Pound Sterling (GBP) Exchange Rate Struggles to Make Gains after BoE Dovishness

The unexpected dovishness of the Bank of England (BoE) at Thursday’s policy meeting and in the central bank’s latest Inflation Report has been weighing heavily on the prospects of the Pound. Policymakers dialled back their forecasts to indicate that inflation will meet the 2% target in the third quarter of 2017, also suggesting that an interest rate rise could remain off the table for another year in light of negative global headwinds. Very little in the way of domestic data has been released since, although Sterling was briefly shored up by the Organisation for Economic Co-operation and Development (OCED) stating that an interest rate increase in early 2016 would be beneficial for the UK economy.

Euro (EUR) Exchange Rate Softened by Latest Eurozone Bailout Troubles

After diving on the back of a surge in US Dollar strength, the Euro has been buoyed up by the news that Germany’s trade surplus widened further than forecast in September. While Eurozone Investor Confidence has also been on the rise traders have been a little discouraged as the turmoil has stirred within the currency union. As a coalition of left-wing parties are poised to oust Portugal’s current centre-right government, Eurogroup finance ministers have failed to approve the latest tranche of bailout funds for Greece. With Prime Minister Alexis Tsipras at odds with creditors over the toughening of foreclosure laws, the longer-term future of the Hellenic nation’s third bailout appears to be somewhat in jeopardy, pushing the common currency into a downtrend.

US Dollar (USD) Exchange Rate Uptrends with Increased Odds of 2015 Fed Interest Rate Move

Friday’s stronger-than-forecast US Change in Non-Farm Payrolls report saw a significant increase in demand for the ‘Greenback’, as the odds of the Federal Open Market Committee (FOMC) moving to raise interest rates in December leaped to 70%. Although concerns of US Dollar overvaluation did see the currency cede some of its bullish gains on Monday a solid improvement on the domestic Labour Market Conditions Index helped to shore up its appeal once more. Upcoming Wholesale Inventories and Advance Retail Sales figures are also expected to offer further support to the dominant ‘Buck’.

Australian Dollar (AUD) Conversion Rate Impacted by Commodity Downtrend

Currencies 3a (PD)The Australian Dollar was pulled down alongside other commodity-correlated and emerging-market currencies as a result of the bullish US Dollar ahead of the weekend. As Chinese Imports were shown to have fallen short of expectations, remaining firmly in contraction territory at -18.8%, the value of base metals experienced a sharp decline. Copper, in particular, has been slipping towards a fresh six-year low. As domestic Homes Loans were revealed to have picked up in September, defying expectations for a pointed slump, the ‘Aussie’ has been making some limited gains, however.

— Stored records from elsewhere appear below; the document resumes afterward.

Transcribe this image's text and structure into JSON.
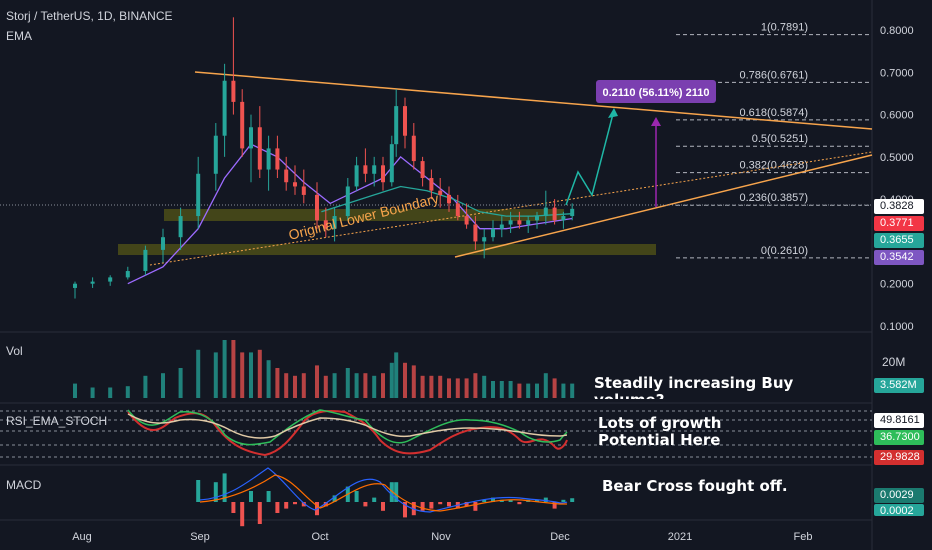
{
  "header": {
    "symbol": "Storj / TetherUS, 1D, BINANCE",
    "indicator": "EMA"
  },
  "panes": {
    "volume_title": "Vol",
    "rsi_title": "RSI_EMA_STOCH",
    "macd_title": "MACD"
  },
  "annotations": {
    "volume_note": "Steadily increasing Buy volume?",
    "rsi_note": "Lots of growth Potential Here",
    "macd_note": "Bear Cross fought off.",
    "trendline_label": "Original Lower Boundary",
    "target_box": "0.2110 (56.11%) 2110"
  },
  "chart_data": {
    "type": "candlestick",
    "title": "Storj / TetherUS, 1D, BINANCE",
    "x_ticks": [
      "Aug",
      "Sep",
      "Oct",
      "Nov",
      "Dec",
      "2021",
      "Feb"
    ],
    "y_ticks": [
      0.8,
      0.7,
      0.6,
      0.5,
      0.4,
      0.3,
      0.2,
      0.1
    ],
    "y_tick_labels": [
      "0.8000",
      "0.7000",
      "0.6000",
      "0.5000",
      "0.4000",
      "0.3000",
      "0.2000",
      "0.1000"
    ],
    "ylim": [
      0.1,
      0.8
    ],
    "fibonacci": [
      {
        "label": "1(0.7891)",
        "value": 0.7891
      },
      {
        "label": "0.786(0.6761)",
        "value": 0.6761
      },
      {
        "label": "0.618(0.5874)",
        "value": 0.5874
      },
      {
        "label": "0.5(0.5251)",
        "value": 0.5251
      },
      {
        "label": "0.382(0.4628)",
        "value": 0.4628
      },
      {
        "label": "0.236(0.3857)",
        "value": 0.3857
      },
      {
        "label": "0(0.2610)",
        "value": 0.261
      }
    ],
    "price_labels": [
      {
        "text": "0.3828",
        "value": 0.3828,
        "color": "#ffffff",
        "text_color": "#131722"
      },
      {
        "text": "0.3771",
        "value": 0.3771,
        "color": "#f23645",
        "text_color": "#ffffff"
      },
      {
        "text": "0.3655",
        "value": 0.3655,
        "color": "#26a69a",
        "text_color": "#ffffff"
      },
      {
        "text": "0.3542",
        "value": 0.3542,
        "color": "#7e57c2",
        "text_color": "#ffffff"
      }
    ],
    "price_series": [
      {
        "x": 0,
        "o": 0.19,
        "h": 0.205,
        "l": 0.165,
        "c": 0.2
      },
      {
        "x": 4,
        "o": 0.2,
        "h": 0.215,
        "l": 0.19,
        "c": 0.205
      },
      {
        "x": 8,
        "o": 0.205,
        "h": 0.22,
        "l": 0.195,
        "c": 0.215
      },
      {
        "x": 12,
        "o": 0.215,
        "h": 0.24,
        "l": 0.21,
        "c": 0.23
      },
      {
        "x": 16,
        "o": 0.23,
        "h": 0.29,
        "l": 0.22,
        "c": 0.28
      },
      {
        "x": 20,
        "o": 0.28,
        "h": 0.33,
        "l": 0.25,
        "c": 0.31
      },
      {
        "x": 24,
        "o": 0.31,
        "h": 0.38,
        "l": 0.28,
        "c": 0.36
      },
      {
        "x": 28,
        "o": 0.36,
        "h": 0.5,
        "l": 0.33,
        "c": 0.46
      },
      {
        "x": 32,
        "o": 0.46,
        "h": 0.58,
        "l": 0.42,
        "c": 0.55
      },
      {
        "x": 34,
        "o": 0.55,
        "h": 0.72,
        "l": 0.5,
        "c": 0.68
      },
      {
        "x": 36,
        "o": 0.68,
        "h": 0.83,
        "l": 0.6,
        "c": 0.63
      },
      {
        "x": 38,
        "o": 0.63,
        "h": 0.66,
        "l": 0.5,
        "c": 0.52
      },
      {
        "x": 40,
        "o": 0.52,
        "h": 0.6,
        "l": 0.44,
        "c": 0.57
      },
      {
        "x": 42,
        "o": 0.57,
        "h": 0.62,
        "l": 0.45,
        "c": 0.47
      },
      {
        "x": 44,
        "o": 0.47,
        "h": 0.55,
        "l": 0.42,
        "c": 0.52
      },
      {
        "x": 46,
        "o": 0.52,
        "h": 0.55,
        "l": 0.45,
        "c": 0.47
      },
      {
        "x": 48,
        "o": 0.47,
        "h": 0.5,
        "l": 0.42,
        "c": 0.44
      },
      {
        "x": 50,
        "o": 0.44,
        "h": 0.48,
        "l": 0.41,
        "c": 0.43
      },
      {
        "x": 52,
        "o": 0.43,
        "h": 0.47,
        "l": 0.39,
        "c": 0.41
      },
      {
        "x": 55,
        "o": 0.41,
        "h": 0.44,
        "l": 0.33,
        "c": 0.35
      },
      {
        "x": 57,
        "o": 0.35,
        "h": 0.38,
        "l": 0.31,
        "c": 0.33
      },
      {
        "x": 59,
        "o": 0.33,
        "h": 0.38,
        "l": 0.3,
        "c": 0.36
      },
      {
        "x": 62,
        "o": 0.36,
        "h": 0.45,
        "l": 0.35,
        "c": 0.43
      },
      {
        "x": 64,
        "o": 0.43,
        "h": 0.5,
        "l": 0.42,
        "c": 0.48
      },
      {
        "x": 66,
        "o": 0.48,
        "h": 0.52,
        "l": 0.44,
        "c": 0.46
      },
      {
        "x": 68,
        "o": 0.46,
        "h": 0.5,
        "l": 0.43,
        "c": 0.48
      },
      {
        "x": 70,
        "o": 0.48,
        "h": 0.5,
        "l": 0.42,
        "c": 0.44
      },
      {
        "x": 72,
        "o": 0.44,
        "h": 0.55,
        "l": 0.43,
        "c": 0.53
      },
      {
        "x": 73,
        "o": 0.53,
        "h": 0.66,
        "l": 0.5,
        "c": 0.62
      },
      {
        "x": 75,
        "o": 0.62,
        "h": 0.64,
        "l": 0.52,
        "c": 0.55
      },
      {
        "x": 77,
        "o": 0.55,
        "h": 0.58,
        "l": 0.47,
        "c": 0.49
      },
      {
        "x": 79,
        "o": 0.49,
        "h": 0.5,
        "l": 0.43,
        "c": 0.45
      },
      {
        "x": 81,
        "o": 0.45,
        "h": 0.47,
        "l": 0.4,
        "c": 0.42
      },
      {
        "x": 83,
        "o": 0.42,
        "h": 0.45,
        "l": 0.38,
        "c": 0.41
      },
      {
        "x": 85,
        "o": 0.41,
        "h": 0.43,
        "l": 0.37,
        "c": 0.39
      },
      {
        "x": 87,
        "o": 0.39,
        "h": 0.41,
        "l": 0.35,
        "c": 0.36
      },
      {
        "x": 89,
        "o": 0.36,
        "h": 0.39,
        "l": 0.33,
        "c": 0.34
      },
      {
        "x": 91,
        "o": 0.34,
        "h": 0.36,
        "l": 0.28,
        "c": 0.3
      },
      {
        "x": 93,
        "o": 0.3,
        "h": 0.33,
        "l": 0.26,
        "c": 0.31
      },
      {
        "x": 95,
        "o": 0.31,
        "h": 0.35,
        "l": 0.3,
        "c": 0.33
      },
      {
        "x": 97,
        "o": 0.33,
        "h": 0.36,
        "l": 0.31,
        "c": 0.34
      },
      {
        "x": 99,
        "o": 0.34,
        "h": 0.37,
        "l": 0.32,
        "c": 0.35
      },
      {
        "x": 101,
        "o": 0.35,
        "h": 0.37,
        "l": 0.33,
        "c": 0.34
      },
      {
        "x": 103,
        "o": 0.34,
        "h": 0.36,
        "l": 0.32,
        "c": 0.35
      },
      {
        "x": 105,
        "o": 0.35,
        "h": 0.37,
        "l": 0.33,
        "c": 0.36
      },
      {
        "x": 107,
        "o": 0.36,
        "h": 0.42,
        "l": 0.34,
        "c": 0.38
      },
      {
        "x": 109,
        "o": 0.38,
        "h": 0.4,
        "l": 0.34,
        "c": 0.35
      },
      {
        "x": 111,
        "o": 0.35,
        "h": 0.37,
        "l": 0.33,
        "c": 0.36
      },
      {
        "x": 113,
        "o": 0.36,
        "h": 0.39,
        "l": 0.35,
        "c": 0.3771
      }
    ],
    "ema_series": [
      {
        "name": "EMA (purple)",
        "color": "#9c6bff",
        "values": [
          [
            12,
            0.2
          ],
          [
            20,
            0.24
          ],
          [
            28,
            0.33
          ],
          [
            34,
            0.45
          ],
          [
            40,
            0.53
          ],
          [
            46,
            0.5
          ],
          [
            52,
            0.44
          ],
          [
            58,
            0.39
          ],
          [
            64,
            0.42
          ],
          [
            70,
            0.45
          ],
          [
            74,
            0.5
          ],
          [
            80,
            0.45
          ],
          [
            86,
            0.4
          ],
          [
            92,
            0.33
          ],
          [
            98,
            0.33
          ],
          [
            104,
            0.34
          ],
          [
            113,
            0.3542
          ]
        ]
      },
      {
        "name": "EMA (teal)",
        "color": "#26a69a",
        "values": [
          [
            56,
            0.37
          ],
          [
            62,
            0.39
          ],
          [
            68,
            0.41
          ],
          [
            74,
            0.43
          ],
          [
            80,
            0.42
          ],
          [
            86,
            0.4
          ],
          [
            92,
            0.37
          ],
          [
            98,
            0.36
          ],
          [
            104,
            0.36
          ],
          [
            113,
            0.3655
          ]
        ]
      }
    ],
    "volume_axis": [
      {
        "text": "20M",
        "value": 20
      }
    ],
    "volume_last": "3.582M",
    "rsi_labels": [
      "49.8161",
      "36.7300",
      "29.9828"
    ],
    "macd_labels": [
      "0.0029",
      "0.0002"
    ]
  }
}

New Zealand Dollar (NZD) Exchange Rate Slumps after Dairy Prices Retreat

Things have not been especially favourable for the New Zealand Dollar, with milk solids prices having dropped for a second consecutive session at the latest GlobalDairyTrade auction and the domestic Unemployment Rate having risen to 6.0%. As traders are increasingly concerned about the possibility of the Fed tightening monetary policy in December there has been worry that the Reserve Bank of New Zealand (RBNZ) could move to slash interest rates before the end of the year. Nevertheless, a round of general profit taking has shored up the ‘Kiwi’ somewhat ahead of Wednesday’s domestic Manufacturing PMI.

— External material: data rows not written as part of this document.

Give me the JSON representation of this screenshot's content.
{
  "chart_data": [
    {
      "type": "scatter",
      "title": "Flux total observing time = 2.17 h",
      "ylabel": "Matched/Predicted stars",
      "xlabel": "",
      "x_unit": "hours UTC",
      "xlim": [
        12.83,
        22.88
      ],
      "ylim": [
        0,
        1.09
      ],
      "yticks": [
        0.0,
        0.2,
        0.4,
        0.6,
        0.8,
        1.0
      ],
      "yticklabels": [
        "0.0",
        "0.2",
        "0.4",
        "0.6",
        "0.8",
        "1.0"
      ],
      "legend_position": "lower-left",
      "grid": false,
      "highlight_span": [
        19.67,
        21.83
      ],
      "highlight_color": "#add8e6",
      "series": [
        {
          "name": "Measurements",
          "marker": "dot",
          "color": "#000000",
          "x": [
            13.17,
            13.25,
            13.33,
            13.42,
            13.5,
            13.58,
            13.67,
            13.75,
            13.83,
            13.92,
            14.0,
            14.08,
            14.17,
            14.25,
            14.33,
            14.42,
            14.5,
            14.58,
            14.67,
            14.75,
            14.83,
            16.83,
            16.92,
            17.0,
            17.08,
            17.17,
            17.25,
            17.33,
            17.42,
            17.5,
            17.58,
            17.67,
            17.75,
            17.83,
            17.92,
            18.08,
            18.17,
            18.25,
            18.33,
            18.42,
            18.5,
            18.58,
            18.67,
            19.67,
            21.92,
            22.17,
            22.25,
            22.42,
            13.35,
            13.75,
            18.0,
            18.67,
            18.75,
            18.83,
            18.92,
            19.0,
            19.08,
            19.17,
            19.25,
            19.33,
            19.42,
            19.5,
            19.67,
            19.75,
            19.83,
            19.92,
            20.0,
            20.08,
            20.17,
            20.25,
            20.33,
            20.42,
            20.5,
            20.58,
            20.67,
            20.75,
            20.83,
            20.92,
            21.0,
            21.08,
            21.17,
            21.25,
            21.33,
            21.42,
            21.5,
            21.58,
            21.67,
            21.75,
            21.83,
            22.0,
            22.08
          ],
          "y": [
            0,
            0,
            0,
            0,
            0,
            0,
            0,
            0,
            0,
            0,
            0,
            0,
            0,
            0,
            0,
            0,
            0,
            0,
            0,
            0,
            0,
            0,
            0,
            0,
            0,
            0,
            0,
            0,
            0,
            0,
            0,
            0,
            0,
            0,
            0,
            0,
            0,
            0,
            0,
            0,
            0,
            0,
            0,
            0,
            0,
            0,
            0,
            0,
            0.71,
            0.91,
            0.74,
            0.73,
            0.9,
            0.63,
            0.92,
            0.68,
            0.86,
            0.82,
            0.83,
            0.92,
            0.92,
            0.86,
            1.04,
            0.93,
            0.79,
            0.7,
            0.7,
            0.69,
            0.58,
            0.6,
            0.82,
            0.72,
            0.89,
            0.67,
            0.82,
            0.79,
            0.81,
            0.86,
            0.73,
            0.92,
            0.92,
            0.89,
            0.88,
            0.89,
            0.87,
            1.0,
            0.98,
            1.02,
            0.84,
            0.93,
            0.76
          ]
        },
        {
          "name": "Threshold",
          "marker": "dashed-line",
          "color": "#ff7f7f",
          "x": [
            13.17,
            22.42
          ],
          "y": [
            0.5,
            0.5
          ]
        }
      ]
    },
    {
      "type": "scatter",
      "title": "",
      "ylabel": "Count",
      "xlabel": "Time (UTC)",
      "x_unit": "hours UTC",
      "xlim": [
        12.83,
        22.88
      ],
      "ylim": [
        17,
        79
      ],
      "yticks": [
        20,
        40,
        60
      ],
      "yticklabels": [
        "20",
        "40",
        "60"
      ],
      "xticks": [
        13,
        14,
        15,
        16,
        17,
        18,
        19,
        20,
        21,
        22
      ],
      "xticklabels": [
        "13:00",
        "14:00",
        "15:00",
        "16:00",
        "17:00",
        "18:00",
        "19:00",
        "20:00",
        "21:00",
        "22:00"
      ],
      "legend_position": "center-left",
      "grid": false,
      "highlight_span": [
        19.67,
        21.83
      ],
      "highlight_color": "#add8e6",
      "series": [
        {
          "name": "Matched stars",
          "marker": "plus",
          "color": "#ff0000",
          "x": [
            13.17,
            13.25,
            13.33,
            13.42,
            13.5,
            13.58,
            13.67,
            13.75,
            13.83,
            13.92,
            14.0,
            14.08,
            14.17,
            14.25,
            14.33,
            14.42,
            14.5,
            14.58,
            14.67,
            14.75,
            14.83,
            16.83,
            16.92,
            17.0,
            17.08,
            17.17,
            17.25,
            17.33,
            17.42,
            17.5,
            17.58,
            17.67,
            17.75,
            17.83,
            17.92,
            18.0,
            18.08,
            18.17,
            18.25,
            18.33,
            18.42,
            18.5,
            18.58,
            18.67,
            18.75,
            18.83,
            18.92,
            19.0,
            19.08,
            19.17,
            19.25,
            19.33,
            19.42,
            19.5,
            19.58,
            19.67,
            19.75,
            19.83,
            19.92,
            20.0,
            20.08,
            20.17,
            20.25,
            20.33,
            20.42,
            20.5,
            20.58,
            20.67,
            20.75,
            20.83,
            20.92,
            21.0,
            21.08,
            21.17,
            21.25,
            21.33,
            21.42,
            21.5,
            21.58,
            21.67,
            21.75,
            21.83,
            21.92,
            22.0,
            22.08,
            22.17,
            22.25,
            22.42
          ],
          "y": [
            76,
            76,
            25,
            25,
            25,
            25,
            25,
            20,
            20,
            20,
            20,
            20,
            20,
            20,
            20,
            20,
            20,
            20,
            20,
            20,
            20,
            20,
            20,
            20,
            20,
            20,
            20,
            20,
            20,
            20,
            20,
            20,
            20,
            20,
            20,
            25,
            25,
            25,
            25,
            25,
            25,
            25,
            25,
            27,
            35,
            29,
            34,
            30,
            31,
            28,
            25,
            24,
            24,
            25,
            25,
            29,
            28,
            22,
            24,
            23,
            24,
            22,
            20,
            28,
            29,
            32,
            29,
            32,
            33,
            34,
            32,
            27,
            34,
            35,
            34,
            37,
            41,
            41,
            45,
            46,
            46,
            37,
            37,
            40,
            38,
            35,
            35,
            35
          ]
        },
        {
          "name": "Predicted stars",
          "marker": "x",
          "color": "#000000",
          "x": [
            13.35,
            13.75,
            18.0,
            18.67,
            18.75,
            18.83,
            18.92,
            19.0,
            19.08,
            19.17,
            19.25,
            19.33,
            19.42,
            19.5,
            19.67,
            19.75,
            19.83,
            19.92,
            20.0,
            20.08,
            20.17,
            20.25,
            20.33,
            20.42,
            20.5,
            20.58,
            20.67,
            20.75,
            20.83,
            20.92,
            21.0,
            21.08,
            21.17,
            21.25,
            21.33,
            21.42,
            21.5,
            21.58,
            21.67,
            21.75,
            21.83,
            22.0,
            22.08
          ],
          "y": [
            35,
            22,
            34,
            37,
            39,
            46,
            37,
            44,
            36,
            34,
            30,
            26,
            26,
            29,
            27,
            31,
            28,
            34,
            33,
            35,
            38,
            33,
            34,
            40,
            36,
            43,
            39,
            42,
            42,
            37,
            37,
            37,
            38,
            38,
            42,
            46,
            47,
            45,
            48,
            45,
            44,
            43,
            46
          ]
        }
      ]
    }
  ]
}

Canadian Dollar (CAD) Driven by Persistent Oil Glut Concern

Despite the Canadian Unemployment Rate and Net Change in Employment both proving surprisingly bullish, the ‘Loonie’ was unable to particularly rally on this data due to Friday’s resurgence of the US Dollar. Oil prices have remained weighed down in the wake of this, with the latest Chinese data implying that demand in the major energy consumer remains in decline. The annual report of the International Energy Agency (IEA) also proved dovish, with the projection that crude will not return to a valuation of $80 per barrel until 2020. As such, it would seem that the outlook of the Canadian Dollar is likely to remain limited for some time to come.